The wheels 6 of each retractable roof panel 5 run on metal plates 12 mounted to the lower leg sections 16b and to the beam 10: these metal plates are levelled up after the structure has taken up its dead load deflected shape. Each wheel 6 is of solid rubber and runs between a pair of guide rails 22 (Figure 7): each wheel is mounted to its panel 5 by means of a suspension mechanism and at least the wheel at the top corner of the panel incorporates a brake, the suspension mechanism and brake being indicated diagrammatically at 19 and 24, respectively, in Figure 7. Wind uplift on the panel 5 is resisted by hooked metal straps 25 carried by the wheel mounts and engaging under hook-section rails 26 secured to the sides of the support beam 10: wind uplift is accordingly transferred from the panel 5 to the main structure.
Referring to Figure 8, a drive motor 7 is mounted to the underside of each retractable panel 5 via a constant force system 23, comprising hydraulic cylinders, which ensures that the toothed drive cog 8 maintains engagement with a toothed rack 9 which extends along the support beam 10.
An emergency/parking brake 11 is provided (Figures 9 and 10) and arranged to turn about its pivot 15 under gravity, for its lower end to engage the rack 9, when the power to drive the motor is off.

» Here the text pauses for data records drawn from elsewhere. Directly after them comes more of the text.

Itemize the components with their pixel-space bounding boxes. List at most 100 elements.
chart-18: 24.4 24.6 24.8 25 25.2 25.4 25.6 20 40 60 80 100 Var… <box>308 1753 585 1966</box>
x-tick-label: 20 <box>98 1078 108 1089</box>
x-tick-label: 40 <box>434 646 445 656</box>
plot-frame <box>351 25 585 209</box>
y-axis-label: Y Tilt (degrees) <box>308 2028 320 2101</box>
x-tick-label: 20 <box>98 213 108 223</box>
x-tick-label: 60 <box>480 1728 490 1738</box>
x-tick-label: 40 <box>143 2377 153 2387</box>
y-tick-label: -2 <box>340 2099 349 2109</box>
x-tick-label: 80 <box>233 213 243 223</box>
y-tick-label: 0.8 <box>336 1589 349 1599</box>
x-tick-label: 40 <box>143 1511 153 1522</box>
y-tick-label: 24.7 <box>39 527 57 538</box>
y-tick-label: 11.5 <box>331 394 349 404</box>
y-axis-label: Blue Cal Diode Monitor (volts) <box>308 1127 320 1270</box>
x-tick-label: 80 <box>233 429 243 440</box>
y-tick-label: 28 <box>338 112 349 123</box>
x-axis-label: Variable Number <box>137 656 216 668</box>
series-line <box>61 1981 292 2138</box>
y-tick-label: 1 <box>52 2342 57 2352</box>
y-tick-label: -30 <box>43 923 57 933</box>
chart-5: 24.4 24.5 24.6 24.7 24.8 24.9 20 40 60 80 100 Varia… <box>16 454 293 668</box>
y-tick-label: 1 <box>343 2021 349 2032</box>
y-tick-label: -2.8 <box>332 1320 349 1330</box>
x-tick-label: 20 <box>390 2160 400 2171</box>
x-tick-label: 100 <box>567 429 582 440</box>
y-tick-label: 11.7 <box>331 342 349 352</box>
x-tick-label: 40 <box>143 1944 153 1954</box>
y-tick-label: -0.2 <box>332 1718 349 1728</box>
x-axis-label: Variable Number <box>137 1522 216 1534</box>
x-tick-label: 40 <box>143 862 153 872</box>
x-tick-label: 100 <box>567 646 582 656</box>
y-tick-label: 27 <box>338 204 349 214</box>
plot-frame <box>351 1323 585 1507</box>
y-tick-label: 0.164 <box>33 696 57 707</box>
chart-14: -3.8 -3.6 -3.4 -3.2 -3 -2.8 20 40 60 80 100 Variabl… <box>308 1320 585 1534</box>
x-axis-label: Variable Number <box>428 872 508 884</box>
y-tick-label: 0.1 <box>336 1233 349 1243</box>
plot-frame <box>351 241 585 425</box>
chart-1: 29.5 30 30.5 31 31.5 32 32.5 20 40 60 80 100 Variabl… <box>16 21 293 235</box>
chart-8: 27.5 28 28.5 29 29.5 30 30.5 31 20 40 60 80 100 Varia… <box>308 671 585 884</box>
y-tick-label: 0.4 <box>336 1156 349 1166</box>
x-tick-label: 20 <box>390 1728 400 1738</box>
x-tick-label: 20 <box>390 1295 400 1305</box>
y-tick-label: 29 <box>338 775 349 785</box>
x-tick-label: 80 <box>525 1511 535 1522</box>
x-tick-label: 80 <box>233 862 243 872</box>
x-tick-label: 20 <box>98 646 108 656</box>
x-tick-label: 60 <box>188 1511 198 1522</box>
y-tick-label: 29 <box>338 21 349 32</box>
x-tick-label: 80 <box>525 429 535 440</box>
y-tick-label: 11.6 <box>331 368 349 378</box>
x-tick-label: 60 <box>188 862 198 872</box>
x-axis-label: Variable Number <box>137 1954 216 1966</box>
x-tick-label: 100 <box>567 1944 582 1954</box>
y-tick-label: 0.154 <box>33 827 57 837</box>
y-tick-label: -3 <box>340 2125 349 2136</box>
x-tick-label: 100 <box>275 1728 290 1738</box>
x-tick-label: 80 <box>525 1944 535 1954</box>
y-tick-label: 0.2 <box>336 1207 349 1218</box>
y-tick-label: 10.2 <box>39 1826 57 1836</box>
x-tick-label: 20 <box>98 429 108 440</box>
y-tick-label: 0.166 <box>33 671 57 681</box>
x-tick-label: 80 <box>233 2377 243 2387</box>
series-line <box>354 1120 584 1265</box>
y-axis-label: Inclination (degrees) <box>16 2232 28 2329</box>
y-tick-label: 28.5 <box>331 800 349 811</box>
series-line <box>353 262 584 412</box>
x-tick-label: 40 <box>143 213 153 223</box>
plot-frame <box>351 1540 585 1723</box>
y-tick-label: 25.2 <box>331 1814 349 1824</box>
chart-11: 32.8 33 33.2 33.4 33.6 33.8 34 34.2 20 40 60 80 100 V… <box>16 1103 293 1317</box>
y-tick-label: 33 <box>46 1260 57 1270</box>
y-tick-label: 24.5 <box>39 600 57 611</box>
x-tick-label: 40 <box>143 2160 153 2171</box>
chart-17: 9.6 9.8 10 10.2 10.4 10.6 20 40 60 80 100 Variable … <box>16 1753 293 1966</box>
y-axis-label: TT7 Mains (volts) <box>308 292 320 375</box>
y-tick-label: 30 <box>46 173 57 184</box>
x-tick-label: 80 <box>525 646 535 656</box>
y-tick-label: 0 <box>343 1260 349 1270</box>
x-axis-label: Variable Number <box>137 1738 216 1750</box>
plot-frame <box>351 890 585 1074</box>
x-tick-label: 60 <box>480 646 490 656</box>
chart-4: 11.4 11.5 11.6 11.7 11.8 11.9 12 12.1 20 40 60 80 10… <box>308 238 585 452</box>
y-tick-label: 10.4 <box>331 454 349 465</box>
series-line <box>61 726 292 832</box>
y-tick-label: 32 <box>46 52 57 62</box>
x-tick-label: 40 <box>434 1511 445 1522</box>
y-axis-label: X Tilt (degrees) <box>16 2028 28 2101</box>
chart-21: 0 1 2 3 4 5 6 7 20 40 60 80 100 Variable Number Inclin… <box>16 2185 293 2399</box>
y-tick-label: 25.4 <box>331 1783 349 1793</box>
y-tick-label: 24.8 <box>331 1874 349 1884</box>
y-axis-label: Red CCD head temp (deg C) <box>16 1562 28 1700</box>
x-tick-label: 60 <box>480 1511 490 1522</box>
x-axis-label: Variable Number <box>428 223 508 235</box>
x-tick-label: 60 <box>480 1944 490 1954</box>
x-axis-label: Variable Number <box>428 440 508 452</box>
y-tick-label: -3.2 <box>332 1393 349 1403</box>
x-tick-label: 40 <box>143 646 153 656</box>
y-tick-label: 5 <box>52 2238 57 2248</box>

A fractional movement of the panel 5 up the slope under power releases the brake 11, which remains latched in its disengaged position (Figure 10) whilst power is on. The brake 24 is applied automatically when the power is off.
The retractable panel is, however, arranged to open partially under gravity, in the event of a loss of power to the building. For this purpose, the brake 11 may be arranged to be ineffective over an upper portion of the panel's movement, say the upper 2 metres, and the brake 24 ineffective in the event of loss of power to the building.
Referring to Figure 4, dampers 13 are provided to absorb the energy of the moving panel 5 at the top and bottom of its travel. Further, emergency crash barriers 14 are provided near the bottom travel position to restrain the panel should it slide down the roof, out of control.